Tmem94-flox Mouse

TMEM94, also known as ERMA, is an essential component involved in Mg2+ transport. It is an ER-localized protein with features analogous to P-type ATPases, uniquely combining a P-type ATPase domain and a GMN motif for Mg2+ uptake into the endoplasmic reticulum (ER), which is a major intracellular Mg2+ compartment [1]. It may also be involved in other biological processes considering its associations with various disease-related phenotypes.

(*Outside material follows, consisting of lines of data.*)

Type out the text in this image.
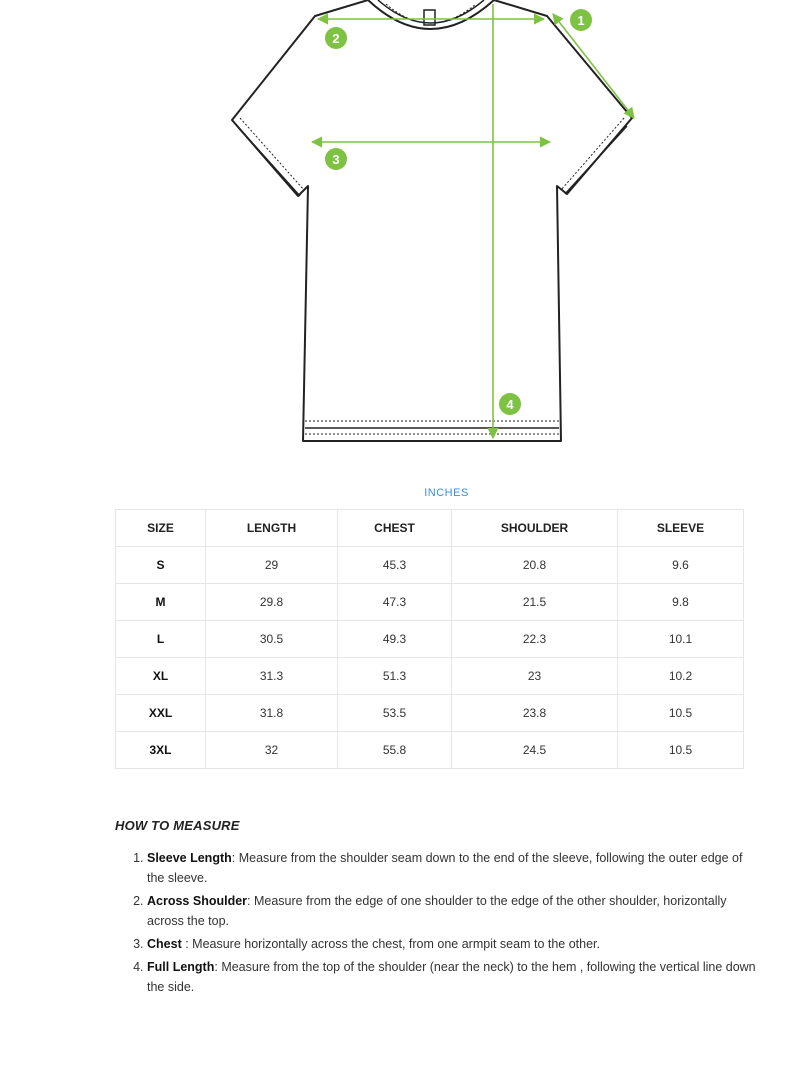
1
2
3
4
INCHES
SIZE	LENGTH	CHEST	SHOULDER	SLEEVE
S	29	45.3	20.8	9.6
M	29.8	47.3	21.5	9.8
L	30.5	49.3	22.3	10.1
XL	31.3	51.3	23	10.2
XXL	31.8	53.5	23.8	10.5
3XL	32	55.8	24.5	10.5
HOW TO MEASURE
1. Sleeve Length: Measure from the shoulder seam down to the end of the sleeve, following the outer edge of the sleeve.
2. Across Shoulder: Measure from the edge of one shoulder to the edge of the other shoulder, horizontally across the top.
3. Chest : Measure horizontally across the chest, from one armpit seam to the other.
4. Full Length: Measure from the top of the shoulder (near the neck) to the hem , following the vertical line down the side.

In mouse models, loss of Tmem94 generated by CRISPR/Cas9 was embryonic lethal and led to craniofacial and cardiac abnormalities as well as abnormal neuronal migration pattern, suggesting its importance in craniofacial, cardiovascular, and nervous system development [4]. Biallelic pathogenic variants of TMEM94 are associated with intellectual developmental disorder with cardiac defects and dysmorphic facies (IDDCDF), characterized by global developmental delay, intellectual disability, speech delay, congenital cardiac malformations, and dysmorphic facial features [2]. Decreased TMEM94 expression inhibited pancreatic cancer cell proliferation and migration, indicating its potential role in pancreatic cancer development [3].

In conclusion, TMEM94 is crucial for Mg2+ uptake in the ER. Mouse models with Tmem94 knockout have revealed its significance in craniofacial, cardiovascular, and nervous system development. Its involvement in diseases like IDDCDF and pancreatic cancer highlights the importance of studying TMEM94 for understanding disease mechanisms and potentially developing new treatment strategies.